Continuing, we arrive in the land of the creatures thanks to The hideous sun demon:
Dr. Gil McKenna (Robert Clarke, who also wrote, directed, and produced the film) is zapped through radiation hell, but shows no noticeable burns that baffle his peers; lab assistant Ann Russell (Patricia Manning) and scientist Dr. Frederick Buckell (Patrick Whyte).
As a treatment for his radiation exposure, Gil is prescribed time to soak up the sun’s rays in a solarium, and instead dies of cancer from radiation and the sun like anyone else…literally. anybody Predictably, Gil turns into a lizard creature which is admittedly no good.
With sunlight now completely out of the question for our hero, he naturally decides to hole up in his house and become a world-class alcoholic, and I’ve never felt so damn seen in my whole fucking life.
Will science find a cure for Gil, or will his life consist of hot stones and Maker’s Mark for the rest of his life?
Now it’s not like that anymore! I know this may sound strange to some, but I think XM Rocket was a little too fancy for a drive-in movie collection… but the complete nonsense that is The hideous sun demon well and really satisfied the old cheese tooth!
First off, the “science” on display is complete crap, which is a good thing because I don’t want a science lecture, I want grossly misidentified bug slides (you’re absolutely going to lose your mind when you’ll see the “mutant grasshopper”) and a lizard-man on a downward spiral doing sexy with the blousey singer from the dive bar down the street (unfortunately not in lizard mode, it ain’t fucking deep humanoids…).

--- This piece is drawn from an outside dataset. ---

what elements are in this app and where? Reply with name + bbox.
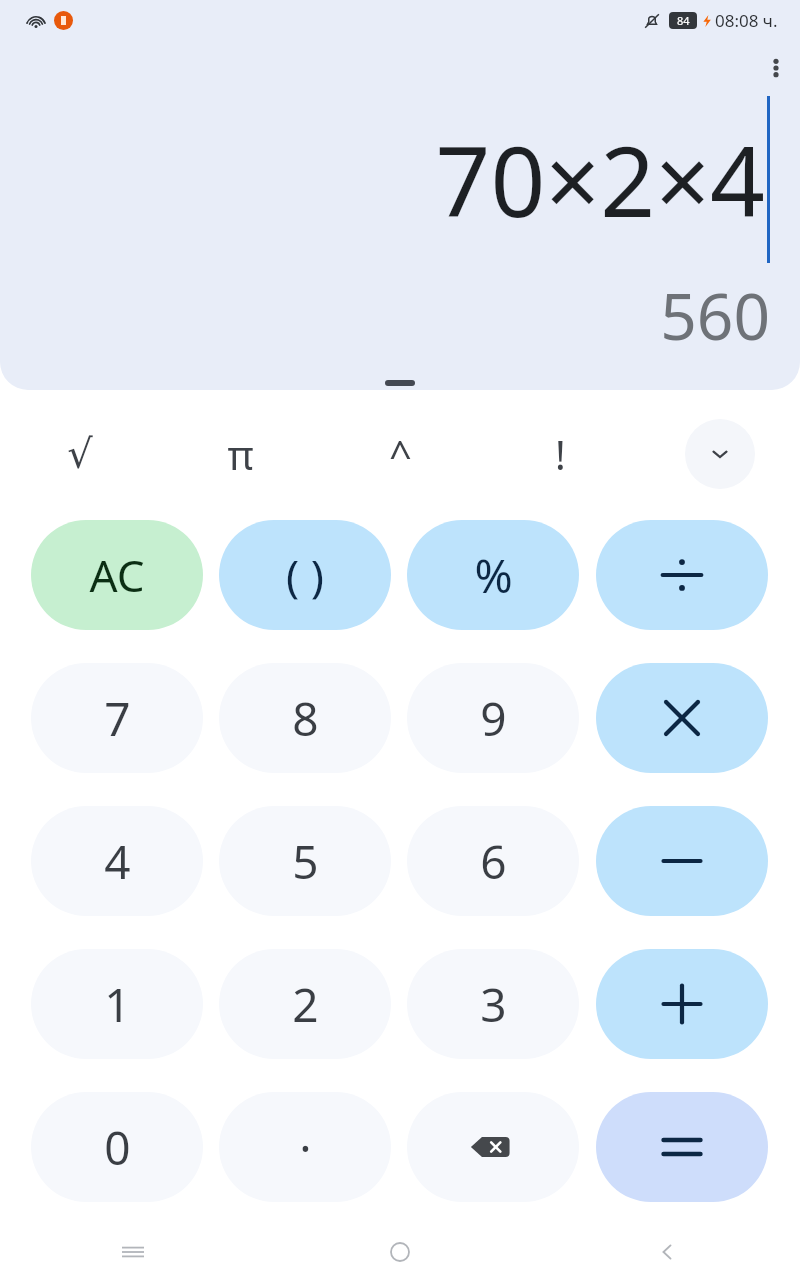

Also worth noting is the absolutely brilliant creature design thanks to an uncredited Richard Cassarino which features an impressive amount of scaly detail and a nightmarish mouth…and I’d be remiss not to mention the way-too-emotional performance by Clarke that would make the classic Shatner blush.
In short, The Hideous Sun Demon is a classic creature loaded with cheap T&A, a big monster, and some chewable scenery, and it’s this monster’s recipe for a perfect movie night!
The last is coming The brain of planet Arous:
After some 50s-era patent sages and a trek through the desert, Steve March (John Agar) becomes possessed by an evil mastermind from outer space with chamber eyes named Gor (voiced by Dale Tate and completed by nonstop War of the Worlds noises).
At first, Steve/Gor is just a creepy-abusing animal, but before long he sets his sights higher and begins threatening the entire world with his evil machinations, all carried out through the glory of this sweet and sweet stock footage.
Luckily, a friendly brain creature named Vol (also voiced by Tate) comes to earth and owns Steve’s fiancee’s dog, Sally (Joyce Meadows), as one naturally would…and he’s determined to put an end to Gor’s bullshit. , pronto!
Remember how I said The hideous sun demon was everything a nice creature feature should be? Well double that and you get The brain of planet Arous!
You’ve read that creepy, wacky, daffy synopsis up top, then you already know that this sci-fi clash has quite a thread going, and damn it ever does! Throw in some groovy creature designs for our spooky brains, and another effective use of those aluminum contact lenses Commander Mitchell sported. star trekthe second pilot, Where no man has gone before.
The real heavy lifting here however is done by Hagar who is amiable in March and completely super-villain when controlled by Gor. It’s a fun performance, and it really looks like the actor is eating the whole thing with a spoon!
Taken as a whole, the Drive-In Retro Classics: Triple Sci-Fi Feature well worth your time; you get three rather fantastic sci-fi films from the golden age of sci-fi cinema for under $20, and all three are under 80 minutes each, so you can easily make a night out of them!